When I first announced tinyrb there was no Float, no Module, no Proc or Bloc, no Array, Hash, IO, Range, Metaclass. Frankly it was not really Ruby. But now, most of those are in, except Float and IO, and Proc is halfway there (see proc branch). Lets just say that it’s running a lot more code.

New Grammar

The first big problem I hit was the parser, initially written in Ragel and Lemon it was not flexible enough. I since rewrote it using peg/leg. I’m having some trouble with {...} because of the ambiguity between Hash and blocks. But other then that, it works like magic. The downside of using a PEG parser is poor error reporting and less secure as it is prone to infinite recursion. The later might become a problem, but maybe it’s just a bug in peg/leg.

Upvals, Cheap Proc

One of the problems with most Ruby implementation is that using a Proc might end up costing more memory that you think. The reason is that a part of the stack frame (or another structure where local variables are stored) must be saved to allow you to access local variables from the outer scope later inside your Proc.

def add(x)
  proc { |y| x + y }
end
add2 = add(3)
add2.call(4) # => 7

You see, the context of add must be saved because we access the local variable x that is defined outside of the Proc. If you create lots of Procs, that might become a problem and it’s not very “tiny”.

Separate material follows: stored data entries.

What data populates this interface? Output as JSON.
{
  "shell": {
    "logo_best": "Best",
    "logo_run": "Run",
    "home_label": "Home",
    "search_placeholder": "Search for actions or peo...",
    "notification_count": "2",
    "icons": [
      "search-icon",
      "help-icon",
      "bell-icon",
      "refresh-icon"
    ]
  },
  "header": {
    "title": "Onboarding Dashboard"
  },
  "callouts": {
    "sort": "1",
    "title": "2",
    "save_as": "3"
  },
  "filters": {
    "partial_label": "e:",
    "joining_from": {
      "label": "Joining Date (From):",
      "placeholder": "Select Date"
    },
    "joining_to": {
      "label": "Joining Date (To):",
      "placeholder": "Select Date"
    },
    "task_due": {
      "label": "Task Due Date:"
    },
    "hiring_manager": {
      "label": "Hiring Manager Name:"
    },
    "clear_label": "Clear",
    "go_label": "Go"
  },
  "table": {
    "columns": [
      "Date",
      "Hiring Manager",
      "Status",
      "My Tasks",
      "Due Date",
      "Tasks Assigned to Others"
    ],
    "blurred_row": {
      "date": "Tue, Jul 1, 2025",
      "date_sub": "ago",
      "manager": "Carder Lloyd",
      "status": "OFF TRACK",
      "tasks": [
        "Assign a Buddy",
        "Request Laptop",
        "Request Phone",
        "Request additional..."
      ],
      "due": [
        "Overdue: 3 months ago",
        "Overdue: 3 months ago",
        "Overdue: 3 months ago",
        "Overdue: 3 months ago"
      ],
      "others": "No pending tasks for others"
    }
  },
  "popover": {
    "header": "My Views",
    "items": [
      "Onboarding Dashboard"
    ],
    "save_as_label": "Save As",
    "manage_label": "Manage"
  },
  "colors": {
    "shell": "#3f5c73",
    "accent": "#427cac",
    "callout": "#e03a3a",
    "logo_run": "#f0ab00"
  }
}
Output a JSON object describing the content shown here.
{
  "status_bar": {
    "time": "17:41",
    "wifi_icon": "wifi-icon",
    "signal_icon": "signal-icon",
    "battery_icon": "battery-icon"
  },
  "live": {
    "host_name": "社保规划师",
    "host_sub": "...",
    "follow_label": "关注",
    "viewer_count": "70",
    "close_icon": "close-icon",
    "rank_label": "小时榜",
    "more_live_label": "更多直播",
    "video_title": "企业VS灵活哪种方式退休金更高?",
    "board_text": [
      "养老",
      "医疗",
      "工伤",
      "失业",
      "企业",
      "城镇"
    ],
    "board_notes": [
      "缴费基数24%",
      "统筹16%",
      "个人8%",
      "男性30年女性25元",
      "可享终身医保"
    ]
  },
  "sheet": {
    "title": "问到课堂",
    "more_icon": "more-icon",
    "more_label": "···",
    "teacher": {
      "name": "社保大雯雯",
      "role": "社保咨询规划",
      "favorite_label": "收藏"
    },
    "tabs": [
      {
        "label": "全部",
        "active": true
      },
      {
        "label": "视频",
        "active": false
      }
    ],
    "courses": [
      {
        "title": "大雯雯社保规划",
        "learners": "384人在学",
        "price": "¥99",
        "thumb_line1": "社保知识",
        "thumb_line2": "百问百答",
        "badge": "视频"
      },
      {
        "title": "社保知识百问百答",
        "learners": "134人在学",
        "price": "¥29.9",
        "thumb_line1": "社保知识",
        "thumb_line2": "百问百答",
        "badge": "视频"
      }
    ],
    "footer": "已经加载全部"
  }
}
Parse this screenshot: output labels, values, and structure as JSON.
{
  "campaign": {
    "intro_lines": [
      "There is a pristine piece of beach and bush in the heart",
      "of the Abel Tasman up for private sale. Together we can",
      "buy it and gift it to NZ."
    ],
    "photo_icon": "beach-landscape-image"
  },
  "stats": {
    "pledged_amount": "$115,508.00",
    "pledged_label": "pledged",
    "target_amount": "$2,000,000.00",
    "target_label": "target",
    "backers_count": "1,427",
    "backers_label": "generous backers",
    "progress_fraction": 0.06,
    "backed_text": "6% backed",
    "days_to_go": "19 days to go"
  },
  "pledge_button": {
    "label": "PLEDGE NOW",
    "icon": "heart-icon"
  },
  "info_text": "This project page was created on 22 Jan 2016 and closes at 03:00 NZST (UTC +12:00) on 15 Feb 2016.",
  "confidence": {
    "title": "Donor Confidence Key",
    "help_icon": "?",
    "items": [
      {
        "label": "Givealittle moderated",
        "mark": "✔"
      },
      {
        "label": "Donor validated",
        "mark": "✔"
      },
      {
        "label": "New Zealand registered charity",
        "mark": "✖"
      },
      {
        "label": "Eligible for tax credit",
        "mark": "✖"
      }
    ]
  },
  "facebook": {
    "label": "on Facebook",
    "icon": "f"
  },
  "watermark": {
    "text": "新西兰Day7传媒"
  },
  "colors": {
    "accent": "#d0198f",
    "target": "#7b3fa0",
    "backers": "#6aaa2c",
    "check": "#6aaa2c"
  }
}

Once again, the solution can be found inside Lua. And it is named upval! An upval (or upvalue) is a local variable from an outer scope, like x from inside the Proc in the previous example. I’ll spare you the implementation details but it has 2 advantages.

First, accessing an upval only requires dereferencing a pointer. As compared to other VMs that save the full stack frame. They need to browse the frames array to find where the local variable is defined each time. (Let me know if I’m wrong, but I’ve checked Rubinius (push_local_depth instruction) and YARV (getdynamic instruction) source).

Second, when the enclosing scope of a Proc goes out of scope, for example when we leave the add method in the previous example, we just copy the value of the local inside the upval. value will point to closed in the TrUpval struct. No need to copy and save a bunch of frames, just update a pointer.

typedef struct {
  OBJ *value; /* points to a local or closed */
  OBJ closed; /* value when closed */
} TrUpval;

Please note this is not fully implemented yet, I’m working on the “closing” of upvalues at the moment.

Compact bytecode

Another thing I ported from Lua is the way it stores local variables on the stack. For the VM, it means local variables are no different then any other values you pass around (return values, arguments, etc). The advantage of this approach is that it makes the bytecode a lot smaller when using local variables. This is only possible in register based VM like Lua, tinyrb and Parrot.

For tinyrb’s VM, local variables are just named registers. So the code a = b = 1 is compiled to the following.

; block definition: 0xc2f00 (level 0)
; 1 registers ; 0 nested blocks
; 0 args 
.local  b        ; 0
.local  a        ; 1
.value  1        ; 0
[000] loadk        0   0   0 ; b = 1
[001] move         1   0   0 ; a = b
[002] return       0   0   0
; block end

In YARV, it requires twice more instructions.

0002 putobject        1
0004 dup              
0005 setlocal         b
0007 dup              
0008 setlocal         a
0010 leave

Well, that doesn’t mean tinyrb is faster, but it needs to run half the code as the other Ruby VMs to do the same thing with local variables. Also, the code takes half the space in memory too of course. So we’re on the right track.

FFI

Wayne Meissner, the creator of the FFI gem and FFI stuff inside JRuby, has been working on FFI integration. This is probably the most exciting things you can use tinyrb for at the moment. Wayne also started implementing some more corelibs in Ruby using FFI. I hope to use this to implement more of tinyrb in Ruby.

Garbage Collector

I’ve been using the Boehm GC as a way to move development faster. I think it’s more important to get some core features in first. And I wasn’t sure which type of GC would fit tinyrb best. But being “tiny” code wise and memory wise, refcount seems the best match. While refcount is often viewed as a poor solution, it’s the most efficient one in terms of memory consumption as far as I know. As soon as an object is no longer used, it is freed from memory. Oppositely, VMs using mark and sweep algorithms must allocate a large quantity of memory up front and generally can’t give it back to the OS.

Hopefully for me, some people mentioned on the IRC channel they’ll be working on a GC for tinyrb as part of their master thesis. I hope this works!

That Was A Lot of Text

At first, I wasn’t sure about the focus of the project. It was just a learning experience. But now I think there’s a need for a small and efficient Ruby VM that use very little memory. Expect to see more development in those directions.